Literary Essay on Music

Literary Essay on Music

Music, the highest form of art

Of the seven “fine arts” that the muses were kind enough to bestow on humanity, music occupies a prominent place in my heart. The reasons for this may seem extravagant to the reader, since I can hardly make a guitar cry or force the miserable wailing of a flute. But they are what they are, and these reasons have to do, above all, with the notion of rhythm.

The word rhythm comes from the Greek rhythmswhich can be translated as “symmetry” or as “cadence”, and is present in almost all the words with which we refer to the cyclical, that is, to the recurrent: the biorhythm (the cycle of life), arrhythmia (the lack of rhythm, for example, in the heartbeat), and so on.

Rhythm is an idea that we naturally associate with life, because it entails a sense of order in its own way: life is nothing more than a point of equilibrium in which the matter of our bodies is sustained for a while, before the inappropriate notes get into your melody and end up sending it headlong into chaos, that is, disorder.

The astute reader will already have guessed where my paths lead: music, of all the arts, is the one that best represents life. It does it better than painting, despite the fact that it offers our eyes the beauty of the landscapes of the world, or perhaps the face of the beloved. It does it better than literature, despite the fact that the word is the instrument that contains the universe within itself, the tool with which everything can be transmitted. It does it even better than sculpture, even though a perfect statue may well be mistaken for a living thing. Music, that majestic form of abstraction, whose notes do not aspire to imitate the song of the bird but to evoke its flight in our minds, is the purest of artistic languages.

Long before the word and the first paintings, music was present. Scholars of the human being think that it would have been one of the first forms of shared culture, an essential part of pre-religious rites, possibly for healing, celebration or combat.

The music was there in the heartbeat of the first human mother, singing under her skin against the ear of her clutched infant, and It is of all the arts the only one that brings us closer to the worldto the animals, instead of distancing ourselves: the musician plays his instrument as well as the bird sings, while the painter and the writer distance themselves to look better and translate into their respective languages.

Also, as I was saying, music contains in itself the flow of life, the movements that characterize it. The circularity of its melodies, which repeat themselves from the beginning to their unexpected end, trace the exact path of our lives. The expressiveness of its sounds, full of color without being able to see it and strength without being able to touch it, invites us to action, to contemplation, to thought. Whether in the background or in the foreground, at a concert or on the phone, music connects us with the essential of existence: time.
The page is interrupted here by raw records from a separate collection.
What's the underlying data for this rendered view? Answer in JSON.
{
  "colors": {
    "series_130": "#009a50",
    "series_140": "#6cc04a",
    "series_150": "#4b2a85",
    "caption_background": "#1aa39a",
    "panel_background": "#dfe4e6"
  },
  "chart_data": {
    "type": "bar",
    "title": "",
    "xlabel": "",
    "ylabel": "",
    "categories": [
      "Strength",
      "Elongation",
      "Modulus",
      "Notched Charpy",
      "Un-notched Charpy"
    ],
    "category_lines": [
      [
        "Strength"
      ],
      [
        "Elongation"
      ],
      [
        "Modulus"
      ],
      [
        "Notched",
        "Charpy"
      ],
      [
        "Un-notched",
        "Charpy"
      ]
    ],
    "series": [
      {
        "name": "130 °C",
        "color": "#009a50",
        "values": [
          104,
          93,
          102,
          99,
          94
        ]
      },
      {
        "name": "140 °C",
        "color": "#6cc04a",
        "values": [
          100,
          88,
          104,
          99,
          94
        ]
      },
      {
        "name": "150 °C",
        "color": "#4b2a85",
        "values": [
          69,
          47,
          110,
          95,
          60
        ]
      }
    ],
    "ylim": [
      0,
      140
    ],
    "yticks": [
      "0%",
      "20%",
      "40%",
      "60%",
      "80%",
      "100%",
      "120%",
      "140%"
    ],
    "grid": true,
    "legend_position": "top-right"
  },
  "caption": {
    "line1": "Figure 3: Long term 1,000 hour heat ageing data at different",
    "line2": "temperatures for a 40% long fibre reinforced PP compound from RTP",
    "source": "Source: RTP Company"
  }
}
Does the reader friend know why when they make you wait for the phone they play some piece of unbearable joy online? To fill the void, without a doubt, because waiting is an invitation to death. And does he also know why some things can be done better with the right music? Because it connects us with who we are, with what we do, with an infinite, immediate and fast present time, as if letting ourselves be carried away by its sounds, we could eternalize the moment, feel it more fully, be more here and now than in complete silence, on the lookout for thoughts that flutter like vultures.

Metaphors aside, the rhythm present in music arouses such a connection with our bodies that it truly constitutes a universal language of human beings. A melody does not require translators nor does it give rise to misunderstandings or ambiguities because, deep down, it connects with our own eternal rhythms: the drum of the heart, the guitar of the ear, the different wind instruments of the voice. We are music, inside and out, even those to whom Euterpe, the Greek muse of music, denied her slightest talents from an early age.

Here, dear reader, is the explanation of why I consider music as the maximum artistic language, incapable of being translated into any other; as the zenith of the human experience, which leads us to connect with what we are: time that elapses in a swing. Air in, air out. The heart gallops quietly.

References:

What is an essay?

The essay is a literary genre, whose text is characterized by being written in prose and by freely addressing a specific topic, making use of the author’s arguments and appreciations, as well as the literary and poetic resources that allow embellishing the work and enhancing its aesthetic features. It is considered a genre born in the European Renaissance, the fruit, above all, of the pen of the French writer Michel de Montaigne (1533-1592), and which over the centuries has become the most suitable format for expressing ideas. in a structured, didactic and formal way.